I’m currently working on a new project in the evenings and weekends that involves playing with merchant datafeeds.
The big lesson I’ve learnt in the last 48 hours is that XML is a pig to work with.
The data from merchant X weighs in at 84 megs as a CSV. If you grab the same data as XML you end up with a massive 261 megs. Sure, hard drives are cheap, but the server load goes through the roof when it has to process the larger XML file…
Moral of the story – stick to CSV
hostyle says
Not sure of original author, but to quote someone on the internet: “XML is like violence: if a little doesn’t solve the problem, use more.”
Dominykas says
Um. I have to completely disagree with you. The problem is that CSV is not a worldwide standard as of yet – Germans use “,” (comma) as a decimal separator, thus their Excel exports (and imports) stuff using “;” (semicolon) as a “value separator” – rather than the English/American “.” (dot) for decimal and “,” comma for values. Consider the fact, that other countries have even more decimal separator symbols – I haven’t done my research fully there, but I’d suppose there might a problem or two elsewhere. Sure – CSV is quick’n’easy’n’dirty, but XML gives you the real thing. That of course does not apply to “local market” products.
Michele Neylon says
@Dominykas – the software I’m using can handle multiple formats, but the HUGE XML files are not making it happy
hostyle says
Dominykas: how is that a problem for csv ?

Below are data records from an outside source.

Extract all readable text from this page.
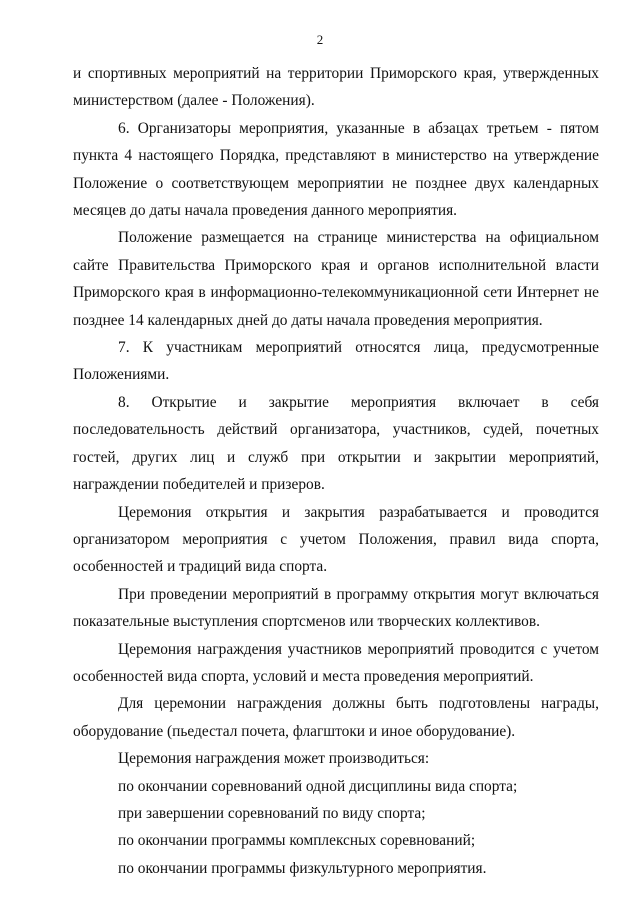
2

и спортивных мероприятий на территории Приморского края, утвержденных министерством (далее - Положения).

6. Организаторы мероприятия, указанные в абзацах третьем - пятом пункта 4 настоящего Порядка, представляют в министерство на утверждение Положение о соответствующем мероприятии не позднее двух календарных месяцев до даты начала проведения данного мероприятия.

Положение размещается на странице министерства на официальном сайте Правительства Приморского края и органов исполнительной власти Приморского края в информационно-телекоммуникационной сети Интернет не позднее 14 календарных дней до даты начала проведения мероприятия.

7. К участникам мероприятий относятся лица, предусмотренные Положениями.

8. Открытие и закрытие мероприятия включает в себя последовательность действий организатора, участников, судей, почетных гостей, других лиц и служб при открытии и закрытии мероприятий, награждении победителей и призеров.

Церемония открытия и закрытия разрабатывается и проводится организатором мероприятия с учетом Положения, правил вида спорта, особенностей и традиций вида спорта.

При проведении мероприятий в программу открытия могут включаться показательные выступления спортсменов или творческих коллективов.

Церемония награждения участников мероприятий проводится с учетом особенностей вида спорта, условий и места проведения мероприятий.

Для церемонии награждения должны быть подготовлены награды, оборудование (пьедестал почета, флагштоки и иное оборудование).

Церемония награждения может производиться:

по окончании соревнований одной дисциплины вида спорта;

при завершении соревнований по виду спорта;

по окончании программы комплексных соревнований;

по окончании программы физкультурного мероприятия.
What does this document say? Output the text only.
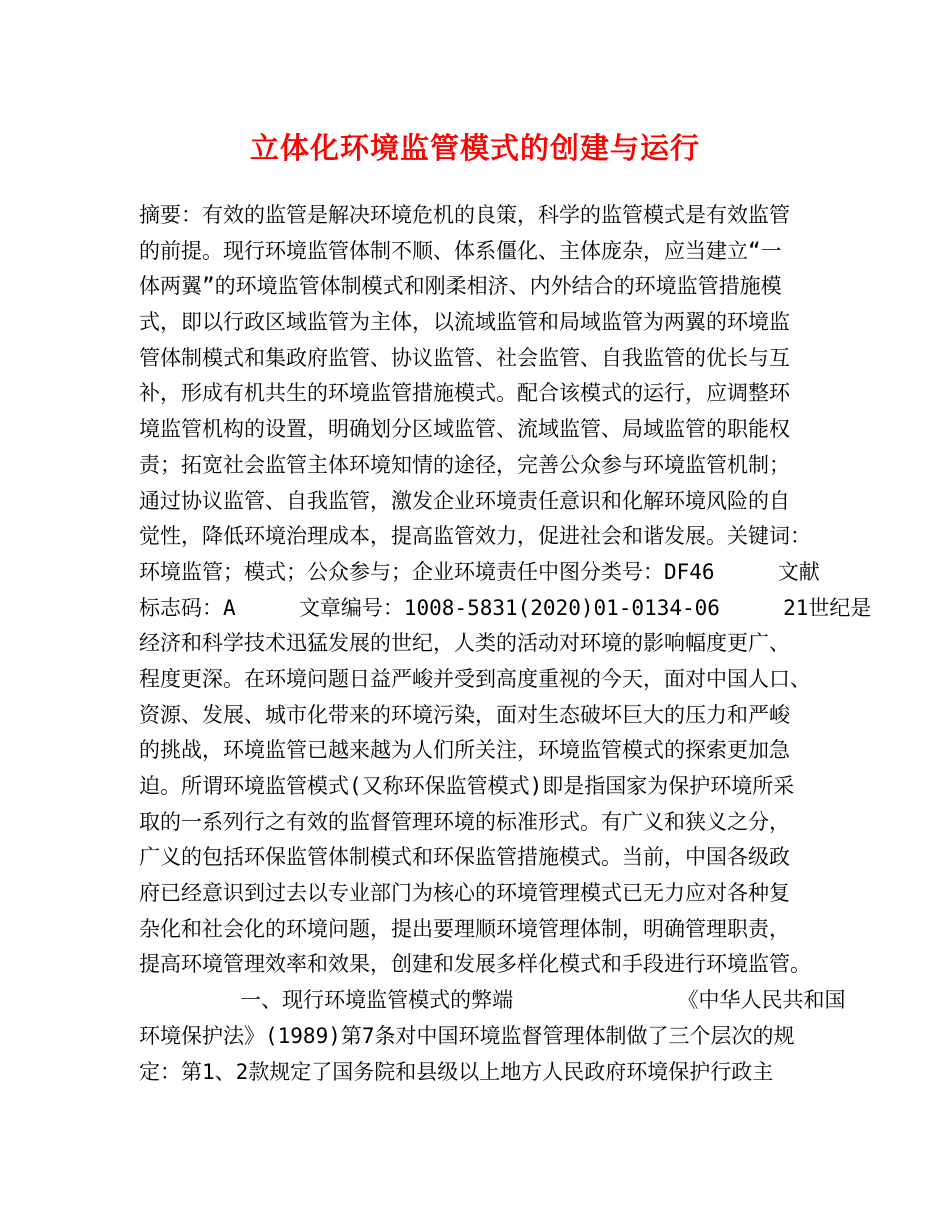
立体化环境监管模式的创建与运行
摘要：有效的监管是解决环境危机的良策，科学的监管模式是有效监管
的前提。现行环境监管体制不顺、体系僵化、主体庞杂，应当建立“一
体两翼”的环境监管体制模式和刚柔相济、内外结合的环境监管措施模
式，即以行政区域监管为主体，以流域监管和局域监管为两翼的环境监
管体制模式和集政府监管、协议监管、社会监管、自我监管的优长与互
补，形成有机共生的环境监管措施模式。配合该模式的运行，应调整环
境监管机构的设置，明确划分区域监管、流域监管、局域监管的职能权
责；拓宽社会监管主体环境知情的途径，完善公众参与环境监管机制；
通过协议监管、自我监管，激发企业环境责任意识和化解环境风险的自
觉性，降低环境治理成本，提高监管效力，促进社会和谐发展。关键词：
环境监管；模式；公众参与；企业环境责任中图分类号：DF46     文献
标志码：A     文章编号：1008-5831(2020)01-0134-06     21世纪是
经济和科学技术迅猛发展的世纪，人类的活动对环境的影响幅度更广、
程度更深。在环境问题日益严峻并受到高度重视的今天，面对中国人口、
资源、发展、城市化带来的环境污染，面对生态破坏巨大的压力和严峻
的挑战，环境监管已越来越为人们所关注，环境监管模式的探索更加急
迫。所谓环境监管模式(又称环保监管模式)即是指国家为保护环境所采
取的一系列行之有效的监督管理环境的标准形式。有广义和狭义之分，
广义的包括环保监管体制模式和环保监管措施模式。当前，中国各级政
府已经意识到过去以专业部门为核心的环境管理模式已无力应对各种复
杂化和社会化的环境问题，提出要理顺环境管理体制，明确管理职责，
提高环境管理效率和效果，创建和发展多样化模式和手段进行环境监管。
一、现行环境监管模式的弊端             《中华人民共和国
环境保护法》(1989)第7条对中国环境监督管理体制做了三个层次的规
定：第1、2款规定了国务院和县级以上地方人民政府环境保护行政主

US/UK: “12,345.678”,”whatever”,”blah”
European: “12.345,678”,”whatever”,”blah”
Hugh says
Michele,
Some prefer XML for constantly updated items like news feeds etc, as it’s easier to figure out and parse small chunks of it.
I’m working on a price comparison site at the moment, and we’ll be pulling in 100’s of datafeeds from loads of merchants. For this it makes sense for us to use CSV – we download each feed once a day using cron, and run a shell script once a day to unzip and import each feed into the database. Currently it takes about 2 hours for a full update, but based on what i’ve seen testing xml feeds, it’d take at least double that using xml.
CSV – simple and effective.
Michele Neylon says
Hugh
You’re in the same boat as me so 🙂
Michele
Ken Stanley says
CSV is great for keeping file sizes down if there’s a linear pattern to the content, like a SQL dump. As Dominykas said, it’s not a standard and if the data needs to be portable, this can cause problems. XML is great for storing scalable pattern, non-linear data and has its uses too – but the nature of it, where each piece of data is marked-up/tagged means that it’s seriously bloated. XML and CSV are very different in my opinion. I’ll rarely use XML where CSV will suffice.
Tom Gleeson says
I once wrote a post about the great data lingua franca debate (http://blog.gobansaor.com/2007/03/03/tables-vs-xml-the-data-lingua-franca-debate/)
but of course there was no debate, at least then, good to see others appreciating the “power” of the humble CSV table 😉
Tom
Michele Neylon says
@Ken – the data I’m working with is provided by various merchants. Using the XML version simply adds bloated files with an expensive processing overhead. The CSV files are relatively light by comparison
@Tom – The right tool for the job 🙂